Scheda film
Titolo originale: The Bag Man
Regia: David Grovic
Sceneggiatura: David Grovic, Paul Conway
Fotografia: David Knight, Steve Mason
Montaggio: Devin Maurer, Michael R. Miller
Scenografie: Kelly Curley
Costumi: Liz Staub
Musiche: Tony Morales, Edward Rogers
Usa, 2014 – Noir/Thriller – Durata: 108′
Cast: John Cusack, Rebecca Da Costa, Robert De Niro,
Crispin Glover, Dominic Purcell
Uscita: 26 Febbraio 2015
Distribuzione: Barter Entertainment
Sale: 32
O la borsa o la vita
Mai detto popolare fu così calzante come per The Bag Man, pellicola d’esordio di David Grovic, nelle sale nostrane per volontà della Barter Entertaiment, a partire dal 26 febbraio, con l’altrettanto poco originale titolo Motel. “O la borsa o la vita” è proprio il caso di dire, con la classica e immancabile valigia dal misterioso contenuto che diventa, per i personaggi di turno, tanto oggetto proibito quanto del desiderio. Da una parte troviamo un sicario incaricato di prenderla in custodia e dall’altra il boss che vuole metterci il più presto possibile le mani sopra. La consegna come vedremo non sarà delle più facili, segnata da tutta una serie di spiacevoli imprevisti a complicare la transazione. Il tutto va in scena in uno squallido e decrepito motel di quarta categoria, sperduto nel bel mezzo del nulla da qualche parte della Louisiana, con la stanza 13 designata come luogo per la consegna della valigia e della lauda ricompensa.

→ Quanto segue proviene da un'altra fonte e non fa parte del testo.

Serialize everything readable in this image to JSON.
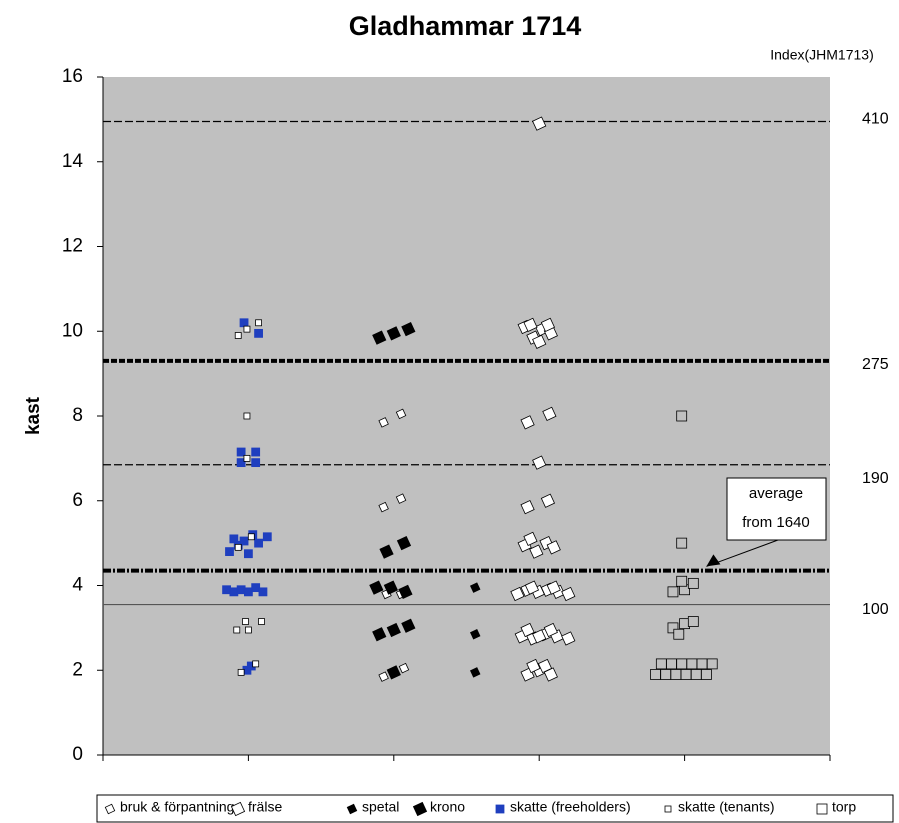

Detto del plot (liberamente ispirato al racconto “La gatta” di Marie-Louise Von Franz), che poco regala alla platea dal punto di vista dell’originalità, Motel si presenta ai potenziali fruitori come un’opera nella quale convergono gli ingredienti base del noir e del thriller. Grovic li mescola senza soluzione di continuità, facendo leva sull’eco di certe citazioni più o meno evidenti dal riconoscibilissimo retrogusto hitchcockiano, a cominciare dall’ambientazione (un motel in stile Bates), proseguendo per il concierge ossessionato dalla figura della madre, per finire con la presenza nel racconto della già citata misteriosa valigia dall’altrettanto misterioso contenuto, elemento che richiama – non con la stessa efficacia e potenza drammaturgica – l’escamotage del MacGuffin, del quale il celebre maestro del brivido è stato il più assiduo ed esperto fruitore. Citazioni o no, che appaiono gratuite, scontate, abusate e in questo caso persino ininfluenti, per questo non utili quanto sperato alla causa dello script, il film cavalca l’onda dei suddetti modelli per poi esserne travolto.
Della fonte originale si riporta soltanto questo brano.